Utah to jeden z najbardziej malowniczych stanów USA. Umiejscowiony na obszarze Wielkiej Kotliny i Wyżyny Kolorado. Sięgający błękitu nieba w rejonie szczytu King’s Peak i schylający się ku chłodnym głębinom strumienia Beaver Dam Wash na granicy z Arizoną. Natura stworzyła tu bastion nieśmiertelnego piękna. Piękna, którego esencja zanurzona jest w bezkresie przestrzeni, potędze skalnych gigantów Bryce Canyon i Monument Valley czy nieba pękającego jak lazurowy orzech. Powietrze drży zakleszczone w szponach upału, a rdzawy pył przesypuje się w rytm starych pieśni plemienia Ute.
Salt Lake City - stolica stanu, położona nad brzegiem rzeki Jordan, jest miejscem narodzin zespołu Advent Horizon. Ich muzyka łączy w sobie wpływy rocka końca lat dziewięćdziesiątych z elementami progresywnymi i namiastką bluesa. Grupę utworzyło dwóch amerykańskich artystów: gitarzysta i wokalista - Rylee McDonald i grający na perkusji - Mike Lofgreen. Obydwaj dorastali w Salt Lake City. Gdy Rylee miał skończone dziesięć lat, przeprowadził się tu wraz ze swoją rodziną z zachodniej Kalifornii. Łączyła ich głęboka przyjaźń i fascynacja muzyką. Z niebywałą pasją oddali się grze na instrumentach. Rylee doskonalił swój warsztat gitarowy, a Mike z zapałem szalał na perkusji. To było nieuniknione. Musieli utworzyć zespół. W towarzystwie Sama Hopkinsa (bas) i Benny’ego Shella (mandolina) nagrali debiutancki album „Immured”. Ukazał się on w 2011 roku. Cztery lata później ujrzała światło dzienne kolejna ich płyta zatytułowana „Stagehound”. Skład zespołu uległ pewnym zmianom. Pojawił się w nim nowy basista - Cason Wood. Trzeci krążek studyjny kazał na siebie czekać osiem długich lat. Miał on premierę 6 października 2023 roku. Na albumie „A Cell To Call Home”, poza McDonaldem, Lofgreenem i Woodem, mamy nowe nazwisko - Granta Mathesona (gitara).
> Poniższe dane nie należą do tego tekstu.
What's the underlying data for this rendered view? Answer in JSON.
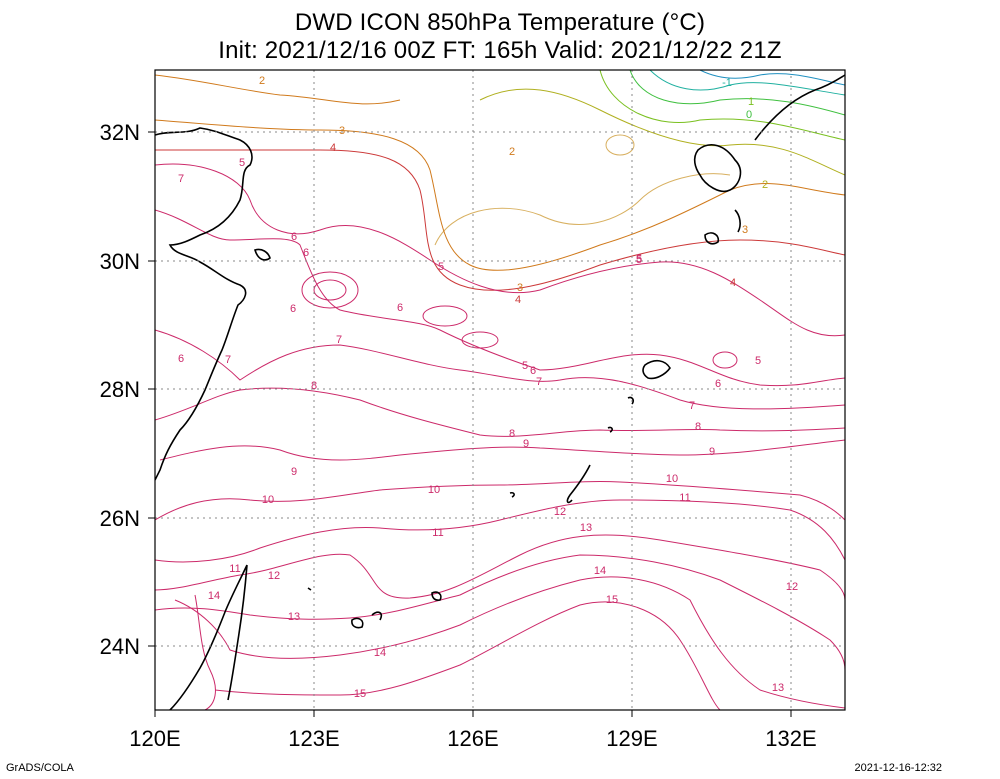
{
  "title": {
    "line1": "DWD ICON 850hPa Temperature (°C)",
    "line2": "Init: 2021/12/16 00Z  FT: 165h  Valid: 2021/12/22 21Z"
  },
  "axes": {
    "lat_labels": [
      "32N",
      "30N",
      "28N",
      "26N",
      "24N"
    ],
    "lon_labels": [
      "120E",
      "123E",
      "126E",
      "129E",
      "132E"
    ]
  },
  "contour_labels": [
    {
      "text": "2",
      "color": "#d07a1c"
    },
    {
      "text": "3",
      "color": "#d07a1c"
    },
    {
      "text": "4",
      "color": "#cc3a3a"
    },
    {
      "text": "5",
      "color": "#cc2a6a"
    },
    {
      "text": "6",
      "color": "#cc2a6a"
    },
    {
      "text": "6",
      "color": "#cc2a6a"
    },
    {
      "text": "5",
      "color": "#cc2a6a"
    },
    {
      "text": "6",
      "color": "#cc2a6a"
    },
    {
      "text": "7",
      "color": "#cc2a6a"
    },
    {
      "text": "7",
      "color": "#cc2a6a"
    },
    {
      "text": "6",
      "color": "#cc2a6a"
    },
    {
      "text": "8",
      "color": "#cc2a6a"
    },
    {
      "text": "5",
      "color": "#cc2a6a"
    },
    {
      "text": "6",
      "color": "#cc2a6a"
    },
    {
      "text": "7",
      "color": "#cc2a6a"
    },
    {
      "text": "8",
      "color": "#cc2a6a"
    },
    {
      "text": "9",
      "color": "#cc2a6a"
    },
    {
      "text": "9",
      "color": "#cc2a6a"
    },
    {
      "text": "10",
      "color": "#cc2a6a"
    },
    {
      "text": "10",
      "color": "#cc2a6a"
    },
    {
      "text": "11",
      "color": "#cc2a6a"
    },
    {
      "text": "12",
      "color": "#cc2a6a"
    },
    {
      "text": "13",
      "color": "#cc2a6a"
    },
    {
      "text": "11",
      "color": "#cc2a6a"
    },
    {
      "text": "12",
      "color": "#cc2a6a"
    },
    {
      "text": "14",
      "color": "#cc2a6a"
    },
    {
      "text": "13",
      "color": "#cc2a6a"
    },
    {
      "text": "14",
      "color": "#cc2a6a"
    },
    {
      "text": "15",
      "color": "#cc2a6a"
    },
    {
      "text": "14",
      "color": "#cc2a6a"
    },
    {
      "text": "15",
      "color": "#cc2a6a"
    },
    {
      "text": "12",
      "color": "#cc2a6a"
    },
    {
      "text": "13",
      "color": "#cc2a6a"
    },
    {
      "text": "11",
      "color": "#cc2a6a"
    },
    {
      "text": "10",
      "color": "#cc2a6a"
    },
    {
      "text": "9",
      "color": "#cc2a6a"
    },
    {
      "text": "8",
      "color": "#cc2a6a"
    },
    {
      "text": "7",
      "color": "#cc2a6a"
    },
    {
      "text": "6",
      "color": "#cc2a6a"
    },
    {
      "text": "5",
      "color": "#cc2a6a"
    },
    {
      "text": "4",
      "color": "#cc3a3a"
    },
    {
      "text": "3",
      "color": "#d07a1c"
    },
    {
      "text": "3",
      "color": "#d07a1c"
    },
    {
      "text": "4",
      "color": "#cc3a3a"
    },
    {
      "text": "5",
      "color": "#cc2a6a"
    },
    {
      "text": "2",
      "color": "#d07a1c"
    },
    {
      "text": "2",
      "color": "#b0b020"
    },
    {
      "text": "1",
      "color": "#7ac020"
    },
    {
      "text": "0",
      "color": "#40c040"
    },
    {
      "text": "-1",
      "color": "#20b0a0"
    },
    {
      "text": "7",
      "color": "#cc2a6a"
    },
    {
      "text": "6",
      "color": "#cc2a6a"
    },
    {
      "text": "5",
      "color": "#cc2a6a"
    }
  ],
  "footer": {
    "left": "GrADS/COLA",
    "right": "2021-12-16-12:32"
  }
}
Wystąpiła tu też plejada gości: Randy McStine (McStine & Minnemann, Porcupine Tree), Jordan Rudess (Dream Theater), Dave Meros (Spock’s Beard, Pattern-Seeking Animals), Kristen McDonald, Hayen Payne i Jared Hill. Autorem okładki jest Travis Smith, znany z projektów graficznych dla takich wykonawców, jak Opeth, Amorphis, Soilwork, Iced Earth czy Katatonia.
„A Cell To Call Home” to album koncepcyjny. To barwna i emocjonująca opowieść o miłości, zależności i stracie. Wyrwany z kontekstu codzienności kawałek życia, smak rzeczywistego istnienia ujęty w pryzmat pragnień i samorealizacji. Fantazje zawieszone na poręczy naszych ukrytych wizji, snu ukrytego w zakamarkach marzeń…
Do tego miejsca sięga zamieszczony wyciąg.